INDABA STRONGLY ADVISES ALL SHAREHOLDERS OF THE COMPANY TO READ THE PROXY STATEMENT AND OTHER PROXY MATERIALS WHEN AND AS THEY BECOME AVAILABLE BECAUSE THEY WILL CONTAIN IMPORTANT INFORMATION. SUCH PROXY MATERIALS WILL BE AVAILABLE AT NO CHARGE ON THE SEC'S WEB SITE AT HTTP://WWW.SEC.GOV. IN ADDITION, THE PARTICIPANTS IN THIS PROXY SOLICITATION WILL PROVIDE COPIES OF THE PROXY STATEMENT WITHOUT CHARGE, WHEN AVAILABLE, UPON REQUEST. REQUESTS FOR COPIES SHOULD BE DIRECTED TO THE PARTICIPANTS' PROXY SOLICITOR.
The participants in the proxy solicitation are anticipated to be Indaba Capital, Indaba Capital Fund, L.P. (“Indaba Fund”), Indaba Partners, LLC (“Indaba Partners”), IC GP, LLC (“IC GP”), Derek C. Schrier, Ronald P. Mitchell And Nicholas K. Pianim.
As of the date hereof, Indaba Fund held 3,097,800 shares of the Company’s Common Stock, par value $0.001 per share (the “Common Stock”), but by virtue of a certain Investment Management Agreement, Indaba Fund and Indaba Partners have delegated all voting and investment power over the securities of the Company directly held by Indaba Fund to Indaba Capital.
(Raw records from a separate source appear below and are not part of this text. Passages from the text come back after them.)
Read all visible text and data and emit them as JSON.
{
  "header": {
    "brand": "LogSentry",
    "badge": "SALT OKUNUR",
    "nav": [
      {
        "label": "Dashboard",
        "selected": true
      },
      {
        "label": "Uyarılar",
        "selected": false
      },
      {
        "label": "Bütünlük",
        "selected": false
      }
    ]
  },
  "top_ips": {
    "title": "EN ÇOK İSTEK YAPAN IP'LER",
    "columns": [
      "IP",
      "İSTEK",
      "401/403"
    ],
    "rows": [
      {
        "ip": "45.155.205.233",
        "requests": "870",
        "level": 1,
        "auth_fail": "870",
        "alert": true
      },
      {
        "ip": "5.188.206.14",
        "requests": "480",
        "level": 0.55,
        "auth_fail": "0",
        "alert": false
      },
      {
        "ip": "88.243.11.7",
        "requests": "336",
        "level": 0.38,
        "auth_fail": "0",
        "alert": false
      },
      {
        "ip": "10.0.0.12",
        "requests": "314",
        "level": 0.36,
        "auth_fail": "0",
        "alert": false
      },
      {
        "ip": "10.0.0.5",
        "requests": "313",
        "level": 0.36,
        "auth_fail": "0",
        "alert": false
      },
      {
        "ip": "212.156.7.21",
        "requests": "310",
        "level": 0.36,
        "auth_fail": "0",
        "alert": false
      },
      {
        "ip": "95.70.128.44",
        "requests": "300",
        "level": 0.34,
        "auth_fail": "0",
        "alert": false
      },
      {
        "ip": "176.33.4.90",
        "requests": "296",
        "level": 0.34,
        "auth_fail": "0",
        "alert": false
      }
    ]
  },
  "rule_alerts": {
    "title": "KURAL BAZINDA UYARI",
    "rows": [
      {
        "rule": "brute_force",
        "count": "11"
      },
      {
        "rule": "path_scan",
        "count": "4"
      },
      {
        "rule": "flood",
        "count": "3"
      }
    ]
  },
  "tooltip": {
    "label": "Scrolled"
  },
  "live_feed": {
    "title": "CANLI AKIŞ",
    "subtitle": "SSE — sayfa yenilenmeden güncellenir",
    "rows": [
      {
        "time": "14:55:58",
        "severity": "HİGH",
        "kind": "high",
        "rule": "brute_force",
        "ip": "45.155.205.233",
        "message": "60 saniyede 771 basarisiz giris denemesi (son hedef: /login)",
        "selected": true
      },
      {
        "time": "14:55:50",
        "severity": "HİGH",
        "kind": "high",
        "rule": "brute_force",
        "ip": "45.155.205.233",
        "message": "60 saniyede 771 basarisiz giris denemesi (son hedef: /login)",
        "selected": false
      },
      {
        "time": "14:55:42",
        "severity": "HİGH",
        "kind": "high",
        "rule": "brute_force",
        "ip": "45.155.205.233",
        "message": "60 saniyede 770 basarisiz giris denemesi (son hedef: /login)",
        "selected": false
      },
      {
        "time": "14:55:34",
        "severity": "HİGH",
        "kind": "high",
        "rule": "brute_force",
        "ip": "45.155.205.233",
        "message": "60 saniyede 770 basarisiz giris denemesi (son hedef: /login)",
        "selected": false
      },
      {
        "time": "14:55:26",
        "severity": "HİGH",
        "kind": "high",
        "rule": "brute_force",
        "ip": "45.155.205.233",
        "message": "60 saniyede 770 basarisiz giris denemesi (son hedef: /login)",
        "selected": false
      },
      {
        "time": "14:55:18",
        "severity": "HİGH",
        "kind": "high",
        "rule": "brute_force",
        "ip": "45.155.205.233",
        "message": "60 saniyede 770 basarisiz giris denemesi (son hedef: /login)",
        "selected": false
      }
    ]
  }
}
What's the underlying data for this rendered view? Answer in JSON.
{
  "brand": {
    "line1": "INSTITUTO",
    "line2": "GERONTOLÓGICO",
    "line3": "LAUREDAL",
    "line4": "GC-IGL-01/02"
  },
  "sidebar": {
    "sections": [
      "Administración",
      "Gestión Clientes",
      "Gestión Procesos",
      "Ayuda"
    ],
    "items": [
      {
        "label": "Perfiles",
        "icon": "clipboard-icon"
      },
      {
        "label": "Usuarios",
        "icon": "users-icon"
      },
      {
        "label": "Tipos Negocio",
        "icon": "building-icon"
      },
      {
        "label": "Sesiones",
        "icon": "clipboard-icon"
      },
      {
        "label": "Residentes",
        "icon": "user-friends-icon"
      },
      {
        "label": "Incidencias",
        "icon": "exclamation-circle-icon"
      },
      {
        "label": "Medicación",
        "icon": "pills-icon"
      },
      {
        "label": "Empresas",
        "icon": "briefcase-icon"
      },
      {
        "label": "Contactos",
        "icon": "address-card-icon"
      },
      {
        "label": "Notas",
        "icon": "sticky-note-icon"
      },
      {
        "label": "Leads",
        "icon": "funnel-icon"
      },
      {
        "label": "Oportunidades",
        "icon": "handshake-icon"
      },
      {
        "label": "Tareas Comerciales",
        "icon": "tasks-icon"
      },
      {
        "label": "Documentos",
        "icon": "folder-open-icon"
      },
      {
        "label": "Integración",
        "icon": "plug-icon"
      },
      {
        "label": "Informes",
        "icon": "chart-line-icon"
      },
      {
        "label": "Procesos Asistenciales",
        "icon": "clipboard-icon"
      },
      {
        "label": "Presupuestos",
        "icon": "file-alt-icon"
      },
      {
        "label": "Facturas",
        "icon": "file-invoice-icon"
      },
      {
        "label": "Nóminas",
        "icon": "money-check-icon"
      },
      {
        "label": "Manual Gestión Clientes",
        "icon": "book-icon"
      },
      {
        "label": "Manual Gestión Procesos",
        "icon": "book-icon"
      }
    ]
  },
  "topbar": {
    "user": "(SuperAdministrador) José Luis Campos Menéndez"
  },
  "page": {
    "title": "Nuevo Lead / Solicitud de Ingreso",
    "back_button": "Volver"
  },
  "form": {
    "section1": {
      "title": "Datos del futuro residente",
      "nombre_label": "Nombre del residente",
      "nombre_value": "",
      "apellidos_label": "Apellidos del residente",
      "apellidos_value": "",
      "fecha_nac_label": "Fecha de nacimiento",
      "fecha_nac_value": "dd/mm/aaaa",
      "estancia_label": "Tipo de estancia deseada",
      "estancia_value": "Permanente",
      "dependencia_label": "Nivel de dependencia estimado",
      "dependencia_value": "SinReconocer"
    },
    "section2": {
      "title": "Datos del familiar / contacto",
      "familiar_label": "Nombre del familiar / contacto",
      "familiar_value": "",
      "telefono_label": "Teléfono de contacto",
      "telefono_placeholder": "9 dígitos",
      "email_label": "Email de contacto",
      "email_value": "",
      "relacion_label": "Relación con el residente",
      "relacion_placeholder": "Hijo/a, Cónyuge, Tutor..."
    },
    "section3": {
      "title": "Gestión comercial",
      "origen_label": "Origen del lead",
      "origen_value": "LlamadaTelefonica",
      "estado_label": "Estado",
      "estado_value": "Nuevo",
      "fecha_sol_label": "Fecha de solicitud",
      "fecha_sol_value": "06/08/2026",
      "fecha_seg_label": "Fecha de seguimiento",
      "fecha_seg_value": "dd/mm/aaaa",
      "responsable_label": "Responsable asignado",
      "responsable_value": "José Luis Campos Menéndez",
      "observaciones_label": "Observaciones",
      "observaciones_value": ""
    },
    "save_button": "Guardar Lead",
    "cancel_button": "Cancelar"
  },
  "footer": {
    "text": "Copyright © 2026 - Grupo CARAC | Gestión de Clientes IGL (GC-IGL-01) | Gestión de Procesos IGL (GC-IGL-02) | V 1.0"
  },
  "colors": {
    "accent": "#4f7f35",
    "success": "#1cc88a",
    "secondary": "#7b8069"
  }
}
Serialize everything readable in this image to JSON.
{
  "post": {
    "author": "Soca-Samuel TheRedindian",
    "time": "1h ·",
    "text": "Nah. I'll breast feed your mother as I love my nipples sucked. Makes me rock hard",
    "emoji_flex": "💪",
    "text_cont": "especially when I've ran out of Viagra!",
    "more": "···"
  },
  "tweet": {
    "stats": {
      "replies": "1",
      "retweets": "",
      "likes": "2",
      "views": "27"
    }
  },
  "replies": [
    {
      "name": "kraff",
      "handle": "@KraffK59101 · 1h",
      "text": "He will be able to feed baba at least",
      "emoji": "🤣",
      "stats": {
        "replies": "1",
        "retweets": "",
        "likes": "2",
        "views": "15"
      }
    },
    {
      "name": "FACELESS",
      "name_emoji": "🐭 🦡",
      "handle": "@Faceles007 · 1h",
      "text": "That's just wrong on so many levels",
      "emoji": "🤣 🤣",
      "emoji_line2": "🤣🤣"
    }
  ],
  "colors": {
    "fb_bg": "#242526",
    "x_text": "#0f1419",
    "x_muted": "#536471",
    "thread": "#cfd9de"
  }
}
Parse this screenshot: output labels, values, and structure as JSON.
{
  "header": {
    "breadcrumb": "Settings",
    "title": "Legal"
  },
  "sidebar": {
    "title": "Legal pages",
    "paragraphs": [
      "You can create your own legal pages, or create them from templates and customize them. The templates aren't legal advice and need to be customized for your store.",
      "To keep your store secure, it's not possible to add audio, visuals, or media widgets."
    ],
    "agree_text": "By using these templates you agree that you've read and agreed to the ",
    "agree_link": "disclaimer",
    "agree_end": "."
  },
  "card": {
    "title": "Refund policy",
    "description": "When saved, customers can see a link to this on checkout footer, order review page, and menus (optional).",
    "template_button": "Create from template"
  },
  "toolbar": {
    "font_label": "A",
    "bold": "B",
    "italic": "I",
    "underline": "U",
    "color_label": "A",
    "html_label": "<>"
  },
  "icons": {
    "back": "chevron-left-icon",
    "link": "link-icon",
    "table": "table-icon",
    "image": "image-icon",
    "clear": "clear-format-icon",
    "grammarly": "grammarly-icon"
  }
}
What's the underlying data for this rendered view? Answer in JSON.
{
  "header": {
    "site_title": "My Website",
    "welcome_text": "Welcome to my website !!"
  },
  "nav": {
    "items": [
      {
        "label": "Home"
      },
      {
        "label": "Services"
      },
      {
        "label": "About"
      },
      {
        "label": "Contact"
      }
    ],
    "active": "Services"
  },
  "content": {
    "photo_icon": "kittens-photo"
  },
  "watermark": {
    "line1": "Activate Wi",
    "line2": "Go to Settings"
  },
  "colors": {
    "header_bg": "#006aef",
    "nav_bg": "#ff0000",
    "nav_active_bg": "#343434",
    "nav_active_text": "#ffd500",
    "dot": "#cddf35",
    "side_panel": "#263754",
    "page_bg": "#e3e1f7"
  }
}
Accordingly, Indaba Fund and Indaba Partners, as the general partner of Indaba Fund, do not beneficially own any securities of the Company. Each of Indaba Capital, IC GP, as the general partner of Indaba Capital, and Mr. Schrier, as the managing member of IC GP, may be deemed to beneficially own the 3,097,800 shares of Common Stock held directly by Indaba Fund. In addition, as of the date hereof, Indaba Fund holds $50,681,000 aggregate principal amount of the Company’s 1.25% Convertible Senior Notes due December 15, 2023.